Insulin is a requirement for people who suffer from type 1 diabetes each day. They also have to keep track of their blood sugar levels and adjust their insulin, food, and activity levels to keep their blood sugar in the healthy range.
Type 2 diabetes
If you suffer from type 2 diabetes the body does not make use of insulin as it should. Insulin is a hormonal substance that assists your cells in moving glucose (blood sugar) from your blood into your cells which is then used to create energy.
Type 2 diabetics should exercise and follow a healthy diet. They may also need to take medication to regulate their blood sugar levels.
Women with diabetes are afflicted with symptoms
Diabetes is a chronic disease that affects people of all races, ethnic groups age, genders, and ages. However women are at higher risk than males.
Women with diabetes are more likely to suffer from complications, like heart disease (the most common complication associated with diabetes) and loss of vision.

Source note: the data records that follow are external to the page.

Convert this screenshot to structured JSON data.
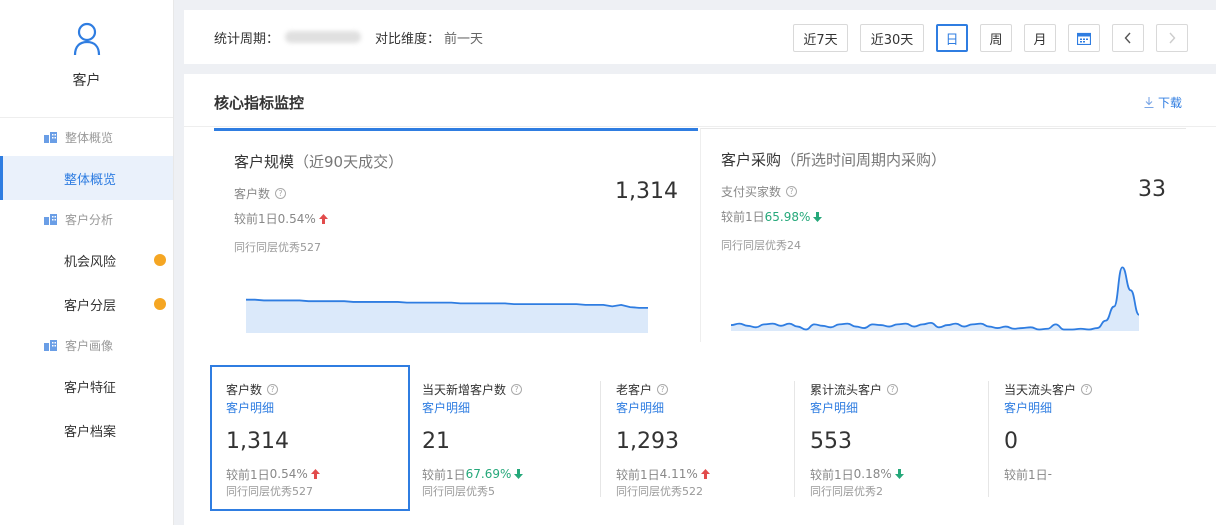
{
  "sidebar": {
    "user_label": "客户",
    "groups": [
      {
        "label": "整体概览",
        "items": [
          {
            "label": "整体概览",
            "active": true,
            "dot": false
          }
        ]
      },
      {
        "label": "客户分析",
        "items": [
          {
            "label": "机会风险",
            "dot": true
          },
          {
            "label": "客户分层",
            "dot": true
          }
        ]
      },
      {
        "label": "客户画像",
        "items": [
          {
            "label": "客户特征",
            "dot": false
          },
          {
            "label": "客户档案",
            "dot": false
          }
        ]
      }
    ]
  },
  "topbar": {
    "period_label": "统计周期：",
    "compare_label": "对比维度：",
    "compare_value": "前一天",
    "buttons": {
      "last7": "近7天",
      "last30": "近30天",
      "day": "日",
      "week": "周",
      "month": "月"
    }
  },
  "panel": {
    "title": "核心指标监控",
    "download": "下载"
  },
  "cards": [
    {
      "title": "客户规模",
      "title_paren": "（近90天成交）",
      "metric_label": "客户数",
      "value": "1,314",
      "compare_prefix": "较前1日",
      "compare_value": "0.54%",
      "trend": "up",
      "peer": "同行同层优秀527",
      "chart": [
        0.45,
        0.45,
        0.44,
        0.44,
        0.44,
        0.44,
        0.44,
        0.43,
        0.43,
        0.43,
        0.43,
        0.43,
        0.42,
        0.42,
        0.42,
        0.42,
        0.42,
        0.42,
        0.41,
        0.41,
        0.41,
        0.41,
        0.41,
        0.41,
        0.4,
        0.4,
        0.4,
        0.4,
        0.4,
        0.4,
        0.39,
        0.39,
        0.39,
        0.39,
        0.39,
        0.39,
        0.39,
        0.39,
        0.38,
        0.38,
        0.38,
        0.36,
        0.38,
        0.35,
        0.34,
        0.34
      ]
    },
    {
      "title": "客户采购",
      "title_paren": "（所选时间周期内采购）",
      "metric_label": "支付买家数",
      "value": "33",
      "compare_prefix": "较前1日",
      "compare_value": "65.98%",
      "trend": "down",
      "peer": "同行同层优秀24",
      "chart": [
        0.08,
        0.1,
        0.07,
        0.05,
        0.09,
        0.1,
        0.07,
        0.1,
        0.06,
        0.02,
        0.09,
        0.07,
        0.05,
        0.09,
        0.1,
        0.06,
        0.04,
        0.09,
        0.08,
        0.06,
        0.09,
        0.1,
        0.06,
        0.09,
        0.11,
        0.05,
        0.08,
        0.1,
        0.06,
        0.09,
        0.1,
        0.06,
        0.04,
        0.06,
        0.03,
        0.04,
        0.05,
        0.02,
        0.03,
        0.09,
        0.02,
        0.02,
        0.03,
        0.02,
        0.04,
        0.14,
        0.33,
        0.86,
        0.55,
        0.22
      ]
    }
  ],
  "kpis": [
    {
      "name": "客户数",
      "link": "客户明细",
      "value": "1,314",
      "compare_prefix": "较前1日",
      "compare_value": "0.54%",
      "trend": "up",
      "peer": "同行同层优秀527",
      "selected": true
    },
    {
      "name": "当天新增客户数",
      "link": "客户明细",
      "value": "21",
      "compare_prefix": "较前1日",
      "compare_value": "67.69%",
      "trend": "down",
      "peer": "同行同层优秀5",
      "selected": false
    },
    {
      "name": "老客户",
      "link": "客户明细",
      "value": "1,293",
      "compare_prefix": "较前1日",
      "compare_value": "4.11%",
      "trend": "up",
      "peer": "同行同层优秀522",
      "selected": false
    },
    {
      "name": "累计流头客户",
      "link": "客户明细",
      "value": "553",
      "compare_prefix": "较前1日",
      "compare_value": "0.18%",
      "trend": "down",
      "peer": "同行同层优秀2",
      "selected": false
    },
    {
      "name": "当天流头客户",
      "link": "客户明细",
      "value": "0",
      "compare_prefix": "较前1日",
      "compare_value": "-",
      "trend": "none",
      "peer": "",
      "selected": false
    }
  ],
  "colors": {
    "accent": "#2f7de1",
    "up": "#e24c4c",
    "down": "#25a87a",
    "dot": "#f5a623",
    "chart_fill": "#dbe9fa"
  }
}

One of the early signs of women with diabetes is increased thirst and the frequency of urination, which is known as polydipsia. This is due to diabetes causing excess sugar to build up in your blood and your kidneys aren’t equipped to get rid of it effectively.
Men who suffer from diabetes show signs
Diabetes is a disease in which cells are unable use glucose (blood sugar) for energy. This is typically due to the fact that the pancreas is producing too little insulin.
This can result in high blood glucose levels. Your body then tries to lower these levels by flushing excess glucose from your bloodstream via urine.
People suffering from diabetes frequently experience thirst and require to drink large amounts of fluids, up to 4 liters a day.
Men may also experience weight loss as their muscles are broken down by their bodies for energy instead of fat. This is due to the fact that their blood sugar levels are high for prolonged periods of time.
Developing a healthy diabetes diet is an important part of managing your condition. It can help manage blood sugar levels control weight and reduce the risk factors for heart diseases.
You should include whole foods in your diet, like fruits, vegetables, and whole grains. Also, low-fat dairy products and legumes are good choices. It should be free of saturated fats and sugars as well as added sugars (unhealthy).
You might also need to limit the amount of sugar-sweetened beverages you consume. These drinks typically contain a lot of sugar, which can lead to high blood sugar levels.
Your doctor may prescribe diabetic medications to help keep your blood glucose (blood sugar) levels in the normal range. These medications are typically paired with lifestyle changes such as eating habits and exercise to help control your diabetes.
If your blood sugar levels aren’t well managed on one medication another medicine could be added. Your doctor will work with you to choose the most appropriate medicine for your requirements and preferences.
Newer medicines, such as sodium-glucose cotransporter-2 inhibitors and glucagon-like antagonists for the peptide-1 receptor, decrease blood sugar and have benefits for the kidneys and cardiovascular system, as well as decreasing the risk of developing complications. They also aid in weight loss and are available in tablet and injectable forms.